Edge computing at the brink of a decade – expectations, forecasts and hopes
The knowledge regarding current trends in the IT industry, particularly at enterprise level, means everyday struggle with sophisticated buzzwords. An important skill here, is to separate the wheat from the chaff, and to identify, within the most comprehensive and catchy term that, which is important for a particular business. Following the cloud-first period, we are increasingly mentioning edge computing. It is worth knowing what the term means actually, and what are the perspectives of this approach at the brink of the next decade.
What is edge computing today?
Based on the observation of trends from the last five decades, one may propose a hypothesis, that the client-server relation is sinusoidal. To make it simpler, we may divide history into a number of phases, with the first being the era of central mainframes. Later, the ability of remote connection with the centralised infrastructure, through thin clients, various access terminals, was made possible. Only then, an order took place, which for many years seemed obvious and the only one, as access to computers was made available – obviously we are speaking of the PC era.
However, here paths started to branch out (at least seemingly) – while consumer electronics began to strive for miniaturisation and mobility in the form of smartphones, the enterprise infrastructure once again began to centralise and take the form of a public cloud provided by but a few corporations. However, if we think about it carefully, both current PCs and smartphones serve the purpose of thin clients – they are strictly limited (resource-wise) consumer devices, that would be of little use if not for the access to Google, Microsoft or Amazon services provided via cloud.
Edge computing is a continuation of this sine wave of decreasing amplitude. In the edge computing era, the boundaries between external and local infrastructures are becoming blurry, the distance between the server and the client are decreasing (also literally, physically), while generally retaining the centralisation characteristic of the cloud era. Once again calculations performed on assets available locally are playing a larger role, which is particularly important where there is place for no latencies.
Damped sine wave
It is reflected in the hardware proposals of the biggest companies – Google is selling Coral single-board computers, where machine learning may be applied almost entirely locally, and not on the basis of the Mountain View cloud. Additionally, Apple is employing local AI chips, and processes biometric data and other authentication models solely on iPhones. One cannot omit Amazon, that worked on own systems for Echo speakers, that will allow for the local actions of the Alexa assistant. However, the flagship examples of edge computing are the autonomous and semi-autonomous drive systems, which within local systems (i.a. the Full Self Driving Computer produced for Tesla by Samsung or the Drive AGX ORIN board developed by Nvidia), process enormous amounts of environment data on a continual basis, and must react to them immediately.
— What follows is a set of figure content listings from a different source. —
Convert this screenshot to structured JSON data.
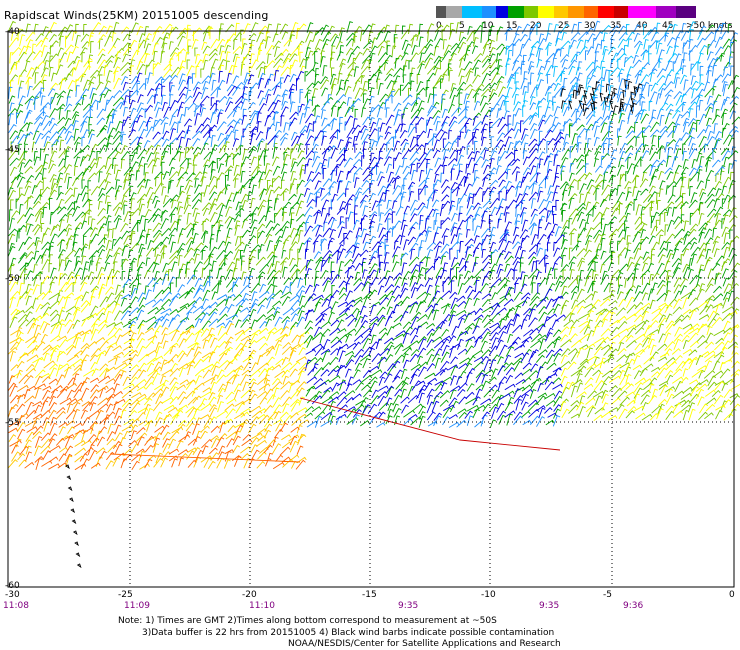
{
  "title": "Rapidscat Winds(25KM) 20151005 descending",
  "colorbar": {
    "labels": [
      "0",
      "5",
      "10",
      "15",
      "20",
      "25",
      "30",
      "35",
      "40",
      "45",
      ">50 knots"
    ],
    "colors": [
      "#555555",
      "#a8a8a8",
      "#00bfff",
      "#1e90ff",
      "#0000e0",
      "#00a000",
      "#7ec800",
      "#ffff00",
      "#ffc800",
      "#ff9600",
      "#ff6400",
      "#ff0000",
      "#c80000",
      "#ff00ff",
      "#a000c0",
      "#5a0080"
    ]
  },
  "map": {
    "lat_labels": [
      "-40",
      "-45",
      "-50",
      "-55",
      "-60"
    ],
    "lon_labels": [
      "-30",
      "-25",
      "-20",
      "-15",
      "-10",
      "-5",
      "0"
    ],
    "time_labels": [
      "11:08",
      "11:09",
      "11:10",
      "9:35",
      "9:35",
      "9:36"
    ],
    "lon_range": [
      -30,
      0
    ],
    "lat_range": [
      -60,
      -40
    ]
  },
  "notes": {
    "line1": "Note: 1) Times are GMT 2)Times along bottom correspond to measurement at ~50S",
    "line2": "3)Data buffer is 22 hrs from 20151005 4) Black wind barbs indicate possible contamination",
    "line3": "NOAA/NESDIS/Center for Satellite Applications and Research"
  }
}
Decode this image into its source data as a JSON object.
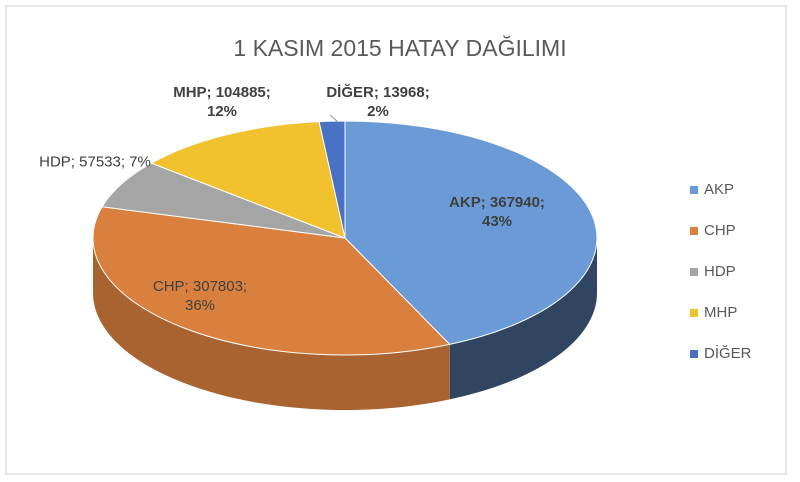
{
  "chart_data": {
    "type": "pie3d",
    "title": "1 KASIM 2015 HATAY DAĞILIMI",
    "categories": [
      "AKP",
      "CHP",
      "HDP",
      "MHP",
      "DİĞER"
    ],
    "values": [
      367940,
      307803,
      57533,
      104885,
      13968
    ],
    "value_labels": [
      "AKP; 367940; 43%",
      "CHP; 307803; 36%",
      "HDP; 57533; 7%",
      "MHP; 104885; 12%",
      "DİĞER; 13968; 2%"
    ],
    "colors": [
      "#6b9bd6",
      "#d9803e",
      "#a5a5a5",
      "#f2c12e",
      "#4a72c4"
    ],
    "legend": "right"
  }
}
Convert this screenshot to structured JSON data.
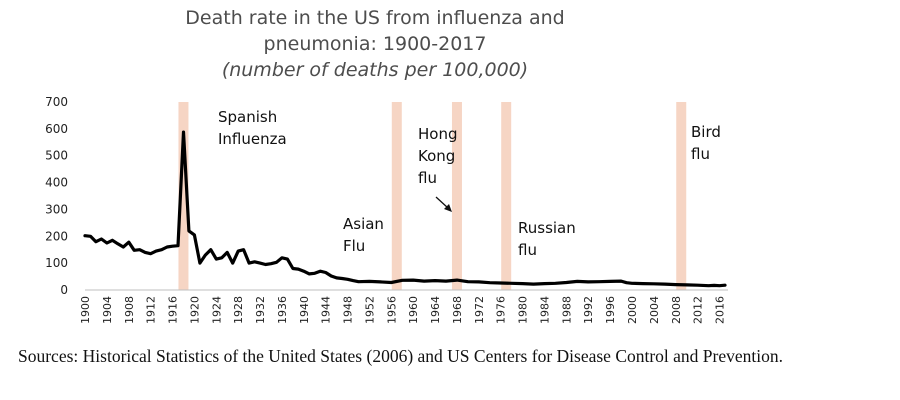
{
  "chart_data": {
    "type": "line",
    "title": "Death rate in the US from influenza and pneumonia: 1900-2017",
    "title_lines": [
      "Death rate in the US from influenza and",
      "pneumonia: 1900-2017"
    ],
    "subtitle": "(number of deaths per 100,000)",
    "xlabel": "",
    "ylabel": "",
    "xlim": [
      1900,
      2017
    ],
    "ylim": [
      0,
      700
    ],
    "y_ticks": [
      0,
      100,
      200,
      300,
      400,
      500,
      600,
      700
    ],
    "x_ticks": [
      1900,
      1904,
      1908,
      1912,
      1916,
      1920,
      1924,
      1928,
      1932,
      1936,
      1940,
      1944,
      1948,
      1952,
      1956,
      1960,
      1964,
      1968,
      1972,
      1976,
      1980,
      1984,
      1988,
      1992,
      1996,
      2000,
      2004,
      2008,
      2012,
      2016
    ],
    "grid": false,
    "legend": "none",
    "series": [
      {
        "name": "Death rate",
        "color": "#000000",
        "x": [
          1900,
          1901,
          1902,
          1903,
          1904,
          1905,
          1906,
          1907,
          1908,
          1909,
          1910,
          1911,
          1912,
          1913,
          1914,
          1915,
          1916,
          1917,
          1918,
          1919,
          1920,
          1921,
          1922,
          1923,
          1924,
          1925,
          1926,
          1927,
          1928,
          1929,
          1930,
          1931,
          1932,
          1933,
          1934,
          1935,
          1936,
          1937,
          1938,
          1939,
          1940,
          1941,
          1942,
          1943,
          1944,
          1945,
          1946,
          1947,
          1948,
          1949,
          1950,
          1952,
          1954,
          1956,
          1958,
          1960,
          1962,
          1964,
          1966,
          1968,
          1970,
          1972,
          1974,
          1976,
          1978,
          1980,
          1982,
          1984,
          1986,
          1988,
          1990,
          1992,
          1994,
          1996,
          1998,
          1999,
          2000,
          2002,
          2004,
          2006,
          2008,
          2010,
          2012,
          2014,
          2015,
          2016,
          2017
        ],
        "values": [
          202,
          200,
          180,
          190,
          175,
          185,
          172,
          160,
          178,
          148,
          150,
          140,
          135,
          145,
          150,
          160,
          163,
          165,
          588,
          220,
          205,
          100,
          130,
          150,
          115,
          120,
          140,
          100,
          145,
          150,
          100,
          105,
          100,
          95,
          98,
          103,
          120,
          115,
          80,
          78,
          70,
          60,
          62,
          70,
          65,
          52,
          45,
          43,
          40,
          35,
          31,
          32,
          30,
          28,
          36,
          37,
          33,
          35,
          33,
          37,
          31,
          30,
          27,
          26,
          25,
          24,
          22,
          24,
          25,
          28,
          32,
          30,
          31,
          32,
          33,
          27,
          25,
          24,
          23,
          22,
          20,
          19,
          18,
          16,
          17,
          16,
          18
        ]
      }
    ],
    "events": [
      {
        "year": 1918,
        "label_lines": [
          "Spanish",
          "Influenza"
        ]
      },
      {
        "year": 1957,
        "label_lines": [
          "Asian",
          "Flu"
        ]
      },
      {
        "year": 1968,
        "label_lines": [
          "Hong",
          "Kong",
          "flu"
        ]
      },
      {
        "year": 1977,
        "label_lines": [
          "Russian",
          "flu"
        ]
      },
      {
        "year": 2009,
        "label_lines": [
          "Bird",
          "flu"
        ]
      }
    ],
    "band_color": "#f6d5c4"
  },
  "footer": {
    "sources": "Sources: Historical Statistics of the United States (2006) and US Centers for Disease Control and Prevention."
  }
}
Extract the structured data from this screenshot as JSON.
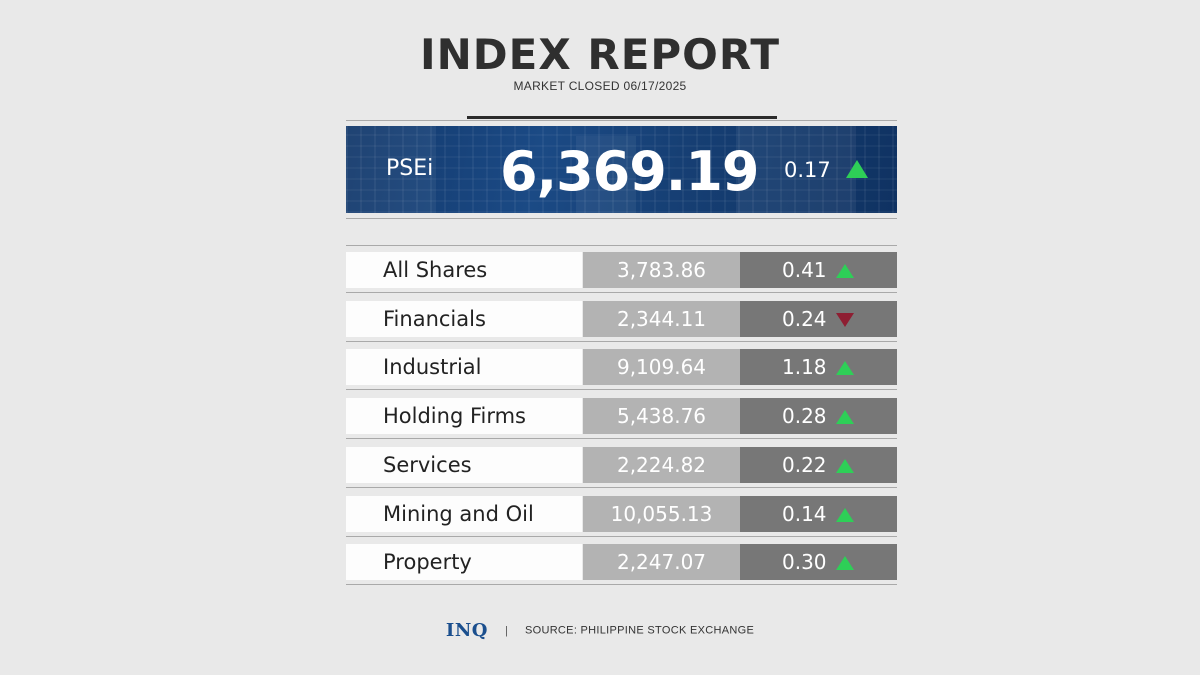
{
  "header": {
    "title": "INDEX REPORT",
    "subtitle": "MARKET CLOSED 06/17/2025"
  },
  "psei": {
    "label": "PSEi",
    "value": "6,369.19",
    "change": "0.17",
    "direction": "up"
  },
  "colors": {
    "up": "#2ecf57",
    "down": "#8e1e32",
    "banner": "#1b4a85",
    "brand": "#1b4f8e"
  },
  "rows": [
    {
      "name": "All Shares",
      "value": "3,783.86",
      "change": "0.41",
      "direction": "up"
    },
    {
      "name": "Financials",
      "value": "2,344.11",
      "change": "0.24",
      "direction": "down"
    },
    {
      "name": "Industrial",
      "value": "9,109.64",
      "change": "1.18",
      "direction": "up"
    },
    {
      "name": "Holding Firms",
      "value": "5,438.76",
      "change": "0.28",
      "direction": "up"
    },
    {
      "name": "Services",
      "value": "2,224.82",
      "change": "0.22",
      "direction": "up"
    },
    {
      "name": "Mining and Oil",
      "value": "10,055.13",
      "change": "0.14",
      "direction": "up"
    },
    {
      "name": "Property",
      "value": "2,247.07",
      "change": "0.30",
      "direction": "up"
    }
  ],
  "footer": {
    "logo": "INQ",
    "separator": "|",
    "source": "SOURCE: PHILIPPINE STOCK EXCHANGE"
  }
}
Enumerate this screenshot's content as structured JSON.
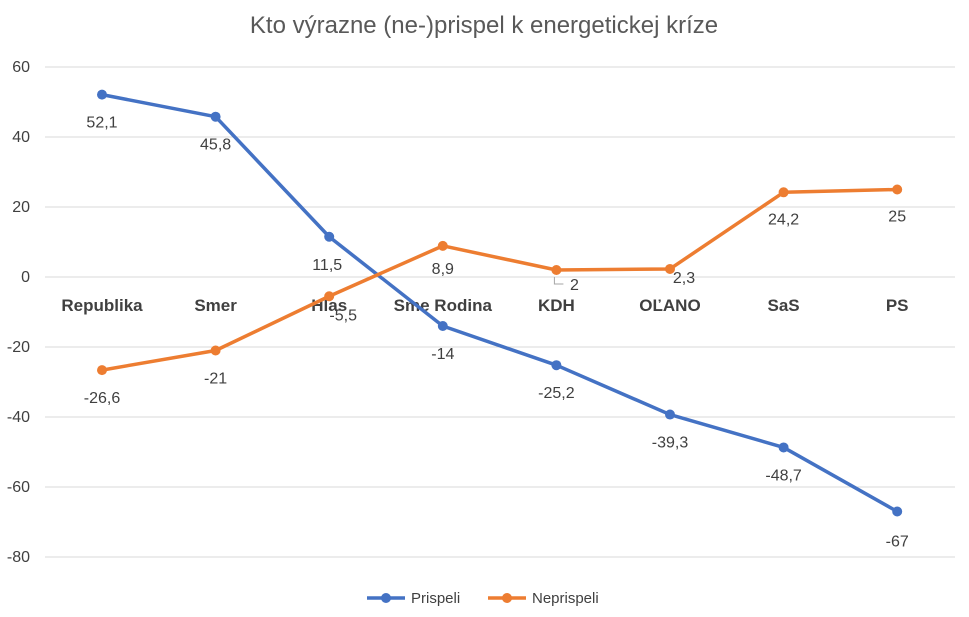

In such conditions, the use of an external cloud infrastructure is impossible. The latencies in connection, e.g. the data centres in a distance of a few dozen kilometres, could decide on someone’s life or death. Additionally, one cannot omit the advantage of edge computing, being the increased security. However, one should not treat this approach as an opposition to the cloud, but more as a computing power delivered closer to the location, where this power is needed. On the other hand, the service providers who make substantial money on the cloud, are not eager to resign from their position and must balance securing the needs for local infrastructure with the necessity of their continuously growing portfolio.
The shiniest example is the Azure Sphere, an offer that is still in development, combining hardware (an original microcontroller), its local software (a special distribution of Linux) and an external cloud service provided by Microsoft. Therefore, the aforementioned comparison to a damped sine wave is no exaggeration – we are not speaking of the return to a situation, where the entire platform is on the client side, but of a scenario where a server is no longer something external, it goes into the households, however, not losing the connection with the producer’s infrastructure.
What will be the edge computing of tomorrow?
The actual implementations are obviously in an early stage, therefore, the basic source of information regarding the perspectives of edge computing, is analytics. The trend was noted i.a. by the authors of the Forrester Analytics Global Business Technographics Mobility Survey, according to which the hybrid market, referred to as edge cloud service, will grow by 50% this year in comparison to 2019. Interestingly enough, the Forrester analysts assume, that customers will most often build the used services with products of various producers, which may relatively diversify the current marker, strictly concentrated around but a few providers of cloud services.